This may mislead newcomers to believe that they will be subject to nameless tribulations if they encounter so called reverse polarity. 
If you do not know then just say so. 
I have never found any problems but then again I am not stupid enough to work on any appliance which is still connected to the mains.


----------



## Zebedee

Apart from being a caravanner our neighbour is a good bloke ( 8O :lol: :lol: ).

He is also a consultant electrician.

He doesn't even bother to check the polarity for the same reason that Aultymer states above. If he needs to open the case on any appliance he pulls the plug out first.

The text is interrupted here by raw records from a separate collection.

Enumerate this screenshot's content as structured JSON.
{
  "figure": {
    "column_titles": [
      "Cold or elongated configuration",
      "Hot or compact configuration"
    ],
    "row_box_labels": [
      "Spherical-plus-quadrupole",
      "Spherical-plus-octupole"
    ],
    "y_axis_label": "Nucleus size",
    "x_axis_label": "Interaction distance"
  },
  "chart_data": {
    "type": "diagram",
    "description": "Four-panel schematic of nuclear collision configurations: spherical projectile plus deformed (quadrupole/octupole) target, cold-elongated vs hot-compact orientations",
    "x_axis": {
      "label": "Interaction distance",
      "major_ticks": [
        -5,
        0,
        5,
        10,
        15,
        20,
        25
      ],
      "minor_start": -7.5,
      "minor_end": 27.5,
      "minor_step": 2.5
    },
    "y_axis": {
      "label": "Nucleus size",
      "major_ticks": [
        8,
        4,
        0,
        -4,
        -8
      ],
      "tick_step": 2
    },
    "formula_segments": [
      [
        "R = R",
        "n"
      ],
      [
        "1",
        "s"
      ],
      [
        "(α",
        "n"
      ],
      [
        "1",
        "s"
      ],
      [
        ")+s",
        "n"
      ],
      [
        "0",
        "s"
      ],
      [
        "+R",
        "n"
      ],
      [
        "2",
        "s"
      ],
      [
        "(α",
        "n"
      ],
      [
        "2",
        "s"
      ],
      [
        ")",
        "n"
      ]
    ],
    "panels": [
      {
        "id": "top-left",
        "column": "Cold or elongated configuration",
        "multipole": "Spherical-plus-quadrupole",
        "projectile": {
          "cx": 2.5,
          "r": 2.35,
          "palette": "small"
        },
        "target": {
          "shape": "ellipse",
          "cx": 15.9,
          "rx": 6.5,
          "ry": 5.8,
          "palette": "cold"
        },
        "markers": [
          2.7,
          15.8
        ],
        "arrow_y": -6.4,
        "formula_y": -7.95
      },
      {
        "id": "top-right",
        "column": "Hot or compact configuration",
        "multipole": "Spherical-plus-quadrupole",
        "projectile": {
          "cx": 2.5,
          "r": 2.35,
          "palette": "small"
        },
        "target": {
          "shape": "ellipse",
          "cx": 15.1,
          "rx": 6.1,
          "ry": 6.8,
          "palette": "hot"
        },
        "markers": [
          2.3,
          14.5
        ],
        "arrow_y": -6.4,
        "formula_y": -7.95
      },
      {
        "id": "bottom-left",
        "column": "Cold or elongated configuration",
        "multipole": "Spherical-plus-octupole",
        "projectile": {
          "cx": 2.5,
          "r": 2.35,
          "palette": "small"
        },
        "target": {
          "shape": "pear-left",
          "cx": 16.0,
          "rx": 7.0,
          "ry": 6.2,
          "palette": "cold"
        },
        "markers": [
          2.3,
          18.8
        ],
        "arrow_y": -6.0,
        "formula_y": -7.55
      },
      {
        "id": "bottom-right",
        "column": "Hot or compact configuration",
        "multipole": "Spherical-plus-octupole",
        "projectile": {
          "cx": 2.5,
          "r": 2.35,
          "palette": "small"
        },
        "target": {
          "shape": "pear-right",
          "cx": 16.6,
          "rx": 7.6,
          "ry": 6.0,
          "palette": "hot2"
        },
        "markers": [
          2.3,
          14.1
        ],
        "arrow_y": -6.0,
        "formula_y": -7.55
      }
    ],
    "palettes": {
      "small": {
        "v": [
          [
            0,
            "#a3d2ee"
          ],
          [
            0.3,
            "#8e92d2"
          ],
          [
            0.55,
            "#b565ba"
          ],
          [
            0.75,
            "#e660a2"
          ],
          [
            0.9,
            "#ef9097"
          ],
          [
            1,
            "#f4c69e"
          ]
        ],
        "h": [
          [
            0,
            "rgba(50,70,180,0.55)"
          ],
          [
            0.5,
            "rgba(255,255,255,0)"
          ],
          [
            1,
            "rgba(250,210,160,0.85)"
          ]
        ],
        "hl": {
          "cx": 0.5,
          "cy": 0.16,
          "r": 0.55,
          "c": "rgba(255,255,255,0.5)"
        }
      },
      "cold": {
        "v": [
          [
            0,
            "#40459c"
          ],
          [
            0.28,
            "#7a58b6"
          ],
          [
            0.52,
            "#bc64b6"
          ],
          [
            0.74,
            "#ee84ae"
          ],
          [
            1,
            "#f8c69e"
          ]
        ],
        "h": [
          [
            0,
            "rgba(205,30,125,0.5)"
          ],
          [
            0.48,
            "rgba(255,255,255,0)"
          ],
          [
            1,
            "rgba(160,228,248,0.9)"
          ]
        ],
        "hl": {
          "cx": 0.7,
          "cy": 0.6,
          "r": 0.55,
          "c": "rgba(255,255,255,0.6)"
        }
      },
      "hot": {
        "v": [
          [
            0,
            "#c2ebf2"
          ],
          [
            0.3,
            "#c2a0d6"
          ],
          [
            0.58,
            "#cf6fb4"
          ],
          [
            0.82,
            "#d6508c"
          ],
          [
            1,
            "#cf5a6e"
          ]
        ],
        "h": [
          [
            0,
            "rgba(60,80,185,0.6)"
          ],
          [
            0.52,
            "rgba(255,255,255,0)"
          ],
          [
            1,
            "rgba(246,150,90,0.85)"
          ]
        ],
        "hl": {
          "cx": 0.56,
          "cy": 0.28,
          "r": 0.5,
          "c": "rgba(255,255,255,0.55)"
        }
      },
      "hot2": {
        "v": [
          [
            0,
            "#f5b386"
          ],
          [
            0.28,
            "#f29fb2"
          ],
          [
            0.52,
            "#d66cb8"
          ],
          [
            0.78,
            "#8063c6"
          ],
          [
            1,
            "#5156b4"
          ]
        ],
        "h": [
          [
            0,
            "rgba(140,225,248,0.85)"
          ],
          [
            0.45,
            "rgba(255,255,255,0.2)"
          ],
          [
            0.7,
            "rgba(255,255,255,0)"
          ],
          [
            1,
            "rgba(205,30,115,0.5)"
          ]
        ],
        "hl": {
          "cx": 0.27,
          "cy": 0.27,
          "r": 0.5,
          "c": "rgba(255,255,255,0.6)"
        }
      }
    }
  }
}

I use a polarity tester, but only to check the earthing - which really could be a problem. 8O 

Just my opinion you understand.

Dave


----------



## loddy

Zebedee said:


> Apart from being a caravanner our neighbour is a good bloke ( 8O :lol: :lol: ).
> 
> He is also a consultant electrician.
> 
> He doesn't even bother to check the polarity for the same reason that Aultymer states above. If he needs to open the case on any appliance he pulls the plug out first.
> 
> I use a polarity tester, but only to check the earthing - which really could be a problem. 8O
> 
> Just my opinion you understand.
> 
> Dave


So what is wrong with caravanners ?

Loddy


----------



## aultymer

> So what is wrong with caravanners ?


some of my best friends are caravanners.   :lol:


----------



## Bubblehead

Hi

Following information posted on here last year I use a socket tester before connecting to the EHU.

I carry an adaptor to convert from a blue CEE socket to 3 pin (house style) (bought for about £5) into which I plug a socket tester. This also enable you to use the hook up lead as an extension cable when needing to use power tools etc. 

I also have a 2 pin to Blue CEE connector lead for the old style Euro sockets, again it can be used with the above adaptor to provide power to tools etc. We have a 2 pin socket fitted to the outside of the van and use this lead / adaptor to power our remorska outside under the awning.

I also have a lead with male / female Blue CEE connectors at each end, which has the poles switched, this is used to correct the live and neutral if required. I made this by cutting 8" of the 25m EHU cable and fitting new sockets. I have only needed to use it once.

The reason I do this is the information here suggested that whilst the van electrics would be OK with reversed polarity, items such as flat screen TVs, sky box etc may be damaged.

Don't know how true this is, but it made sense to prevent rather than cure an expensive little disaster.

Andy


----------



## pippin

Reversed pole-arity would not have any adverse effects whatsoever on TVs or digiboxes.


----------